In all, 51 scholarly disciplines and artistic fields, 81 different academic institutions, 31 states and the District of Columbia, and four Canadian provinces are represented in this year’s class of Fellows, who range in age from 33 to 75. Boltasseva was one of three individuals selected in the field of Engineering for her topic “Empowering Quantum Nanophotonics with Machine Learning: Towards Quantum On-Chip Meta-Devices.”
Boltasseva says she is honored and humbled to be recognized as a Fellow of the John Simon Guggenheim Memorial Foundation.
"I am particularly excited that the grant’s topic on 'Empowering Quantum Nanophotonics with Machine Learning: Towards Quantum On-Chip Meta-Devices' leverages the most recent investment by the Elmore Family School of Electrical and Computer Engineering in the Elmore Center on ‘Crossroads of Quantum and AI,’” says Boltasseva. “It also synergistically fits into Purdue’s large effort under the Quantum Science Center (QSC), a National Quantum Information Science Research Center of the U.S. Department of Energy (DOE). I am very thankful to the Foundation and to all my colleagues within ECE, PQSEI and the QSC for providing the most inspirational collaborative environment and to all my students and postdocs for their remarkable and hard work!”
Boltasseva holds 11 U.S. patents and one patent in Japan. Her contributions to the field of plasmonics are opening up new ways to focus and manipulate light at the nanometer scale. Boltasseva’s innovations have inspired low-power nanometer-scale optical and optoelectronic components such as tiny optical modulators and photodetectors, as well as nanoscale power-efficient light sources that have the potential to transform the fields of opto- and nanoelectronics, on-chip optical communication, and data recording storage and transmission.
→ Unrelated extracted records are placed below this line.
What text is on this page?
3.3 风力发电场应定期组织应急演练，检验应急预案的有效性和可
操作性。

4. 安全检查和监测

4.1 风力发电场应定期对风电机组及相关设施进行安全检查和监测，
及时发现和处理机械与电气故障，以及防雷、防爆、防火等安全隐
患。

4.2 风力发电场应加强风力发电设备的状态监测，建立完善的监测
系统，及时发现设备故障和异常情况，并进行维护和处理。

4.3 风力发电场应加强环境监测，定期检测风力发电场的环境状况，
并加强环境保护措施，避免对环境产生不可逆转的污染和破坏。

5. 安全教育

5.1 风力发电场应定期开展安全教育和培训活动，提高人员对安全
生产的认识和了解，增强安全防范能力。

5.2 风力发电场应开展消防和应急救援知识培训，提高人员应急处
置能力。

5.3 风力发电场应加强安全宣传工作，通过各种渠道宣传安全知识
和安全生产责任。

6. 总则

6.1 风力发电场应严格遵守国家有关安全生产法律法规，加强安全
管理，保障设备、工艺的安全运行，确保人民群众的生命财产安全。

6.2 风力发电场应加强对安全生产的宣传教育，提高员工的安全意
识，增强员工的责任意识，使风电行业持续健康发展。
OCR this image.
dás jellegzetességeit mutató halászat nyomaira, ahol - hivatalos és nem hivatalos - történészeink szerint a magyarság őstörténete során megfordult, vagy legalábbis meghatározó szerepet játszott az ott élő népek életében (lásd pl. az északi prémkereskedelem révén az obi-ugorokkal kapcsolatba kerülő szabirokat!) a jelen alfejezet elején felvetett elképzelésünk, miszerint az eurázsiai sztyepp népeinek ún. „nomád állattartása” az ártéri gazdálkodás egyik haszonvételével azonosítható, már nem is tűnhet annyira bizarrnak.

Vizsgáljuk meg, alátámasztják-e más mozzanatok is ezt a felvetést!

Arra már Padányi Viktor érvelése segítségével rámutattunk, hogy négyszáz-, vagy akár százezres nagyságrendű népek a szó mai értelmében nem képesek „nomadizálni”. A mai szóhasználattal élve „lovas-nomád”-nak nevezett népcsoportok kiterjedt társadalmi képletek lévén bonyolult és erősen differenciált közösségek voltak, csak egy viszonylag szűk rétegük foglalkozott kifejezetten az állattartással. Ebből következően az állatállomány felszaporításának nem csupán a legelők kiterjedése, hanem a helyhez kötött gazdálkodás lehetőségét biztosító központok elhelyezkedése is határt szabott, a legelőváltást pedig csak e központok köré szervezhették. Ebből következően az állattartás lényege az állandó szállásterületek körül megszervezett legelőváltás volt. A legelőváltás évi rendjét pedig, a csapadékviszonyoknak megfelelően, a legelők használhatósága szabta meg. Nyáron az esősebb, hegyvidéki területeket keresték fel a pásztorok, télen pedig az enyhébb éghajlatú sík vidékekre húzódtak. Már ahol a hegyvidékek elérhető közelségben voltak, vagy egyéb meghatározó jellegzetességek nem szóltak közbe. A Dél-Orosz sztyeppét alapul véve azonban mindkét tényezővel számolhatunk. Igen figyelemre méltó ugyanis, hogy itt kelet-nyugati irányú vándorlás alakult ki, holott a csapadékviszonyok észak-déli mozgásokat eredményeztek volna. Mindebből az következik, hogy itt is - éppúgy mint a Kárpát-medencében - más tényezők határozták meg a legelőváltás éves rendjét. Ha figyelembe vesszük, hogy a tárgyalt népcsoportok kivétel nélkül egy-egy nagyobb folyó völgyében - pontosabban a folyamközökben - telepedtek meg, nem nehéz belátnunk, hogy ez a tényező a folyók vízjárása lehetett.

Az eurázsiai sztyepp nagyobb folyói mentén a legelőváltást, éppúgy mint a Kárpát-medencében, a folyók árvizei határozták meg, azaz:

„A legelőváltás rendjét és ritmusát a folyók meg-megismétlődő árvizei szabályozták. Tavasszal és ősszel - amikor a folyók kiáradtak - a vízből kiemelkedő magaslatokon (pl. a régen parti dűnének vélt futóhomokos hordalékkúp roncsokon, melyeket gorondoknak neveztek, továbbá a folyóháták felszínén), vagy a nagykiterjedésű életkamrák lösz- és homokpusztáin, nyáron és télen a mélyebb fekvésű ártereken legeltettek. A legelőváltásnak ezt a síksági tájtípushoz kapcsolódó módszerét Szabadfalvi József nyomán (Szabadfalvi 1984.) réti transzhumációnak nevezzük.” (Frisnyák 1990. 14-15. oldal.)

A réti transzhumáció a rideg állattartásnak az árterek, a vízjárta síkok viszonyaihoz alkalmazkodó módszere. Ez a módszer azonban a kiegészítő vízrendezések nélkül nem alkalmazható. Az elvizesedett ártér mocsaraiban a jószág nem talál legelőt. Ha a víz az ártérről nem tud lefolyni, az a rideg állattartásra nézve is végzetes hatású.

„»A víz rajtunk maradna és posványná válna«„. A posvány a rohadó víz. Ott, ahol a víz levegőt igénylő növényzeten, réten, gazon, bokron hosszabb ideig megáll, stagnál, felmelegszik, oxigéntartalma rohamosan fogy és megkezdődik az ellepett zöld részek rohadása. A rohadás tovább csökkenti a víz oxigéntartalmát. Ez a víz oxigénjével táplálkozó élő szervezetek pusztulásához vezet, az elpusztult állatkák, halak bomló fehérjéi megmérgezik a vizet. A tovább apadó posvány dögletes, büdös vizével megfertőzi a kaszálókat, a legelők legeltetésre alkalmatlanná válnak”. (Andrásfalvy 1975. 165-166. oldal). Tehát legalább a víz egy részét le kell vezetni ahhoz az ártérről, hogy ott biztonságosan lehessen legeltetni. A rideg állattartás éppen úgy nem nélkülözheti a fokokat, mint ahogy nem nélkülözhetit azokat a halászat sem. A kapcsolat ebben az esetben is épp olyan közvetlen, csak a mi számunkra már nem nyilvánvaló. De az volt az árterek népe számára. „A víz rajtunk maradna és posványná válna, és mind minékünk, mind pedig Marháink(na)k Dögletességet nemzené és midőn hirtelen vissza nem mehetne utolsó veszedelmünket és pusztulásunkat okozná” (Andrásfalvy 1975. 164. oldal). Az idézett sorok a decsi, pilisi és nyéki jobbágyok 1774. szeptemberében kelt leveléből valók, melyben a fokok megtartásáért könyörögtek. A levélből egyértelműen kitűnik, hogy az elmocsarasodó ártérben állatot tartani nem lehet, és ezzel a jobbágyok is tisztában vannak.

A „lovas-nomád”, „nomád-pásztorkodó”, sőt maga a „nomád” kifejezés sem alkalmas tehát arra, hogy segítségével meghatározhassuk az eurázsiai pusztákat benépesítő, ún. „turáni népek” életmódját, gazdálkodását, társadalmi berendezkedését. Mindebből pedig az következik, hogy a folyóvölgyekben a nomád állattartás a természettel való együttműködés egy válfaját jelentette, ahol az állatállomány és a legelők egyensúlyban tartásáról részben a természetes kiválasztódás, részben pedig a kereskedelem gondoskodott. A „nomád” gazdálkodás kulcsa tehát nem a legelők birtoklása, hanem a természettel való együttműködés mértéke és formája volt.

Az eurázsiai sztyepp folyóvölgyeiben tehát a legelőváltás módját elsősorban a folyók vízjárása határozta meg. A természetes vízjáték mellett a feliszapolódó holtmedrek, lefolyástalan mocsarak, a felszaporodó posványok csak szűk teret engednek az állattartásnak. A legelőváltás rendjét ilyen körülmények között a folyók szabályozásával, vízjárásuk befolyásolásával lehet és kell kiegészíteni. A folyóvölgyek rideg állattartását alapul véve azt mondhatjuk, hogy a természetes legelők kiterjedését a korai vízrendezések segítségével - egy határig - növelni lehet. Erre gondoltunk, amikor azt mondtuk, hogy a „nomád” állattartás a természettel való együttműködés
Among a select list of Boltasseva’s awards, she has been named to the list of Highly Cited Researchers from the Web of Science Group twice, in 2020 and 2021, she is a fellow of the National Academy of Inventors (2020), she was a finalist for the Blavatnik National Award for Young Scientists in Physical Sciences and Engineering (2018), Materials Research Society Young Investigator Award (2013), IEEE Photonics Society Young Investigator Award (2013), and MIT Technology Review’s Global List of Innovators Under 35 (2011). She is a fellow of the Institute for Electrical and Electronics Engineers (IEEE - 2020), Optical Society of America (OSA - 2015) and International Society for Optical Engineers (SPIE - 2017).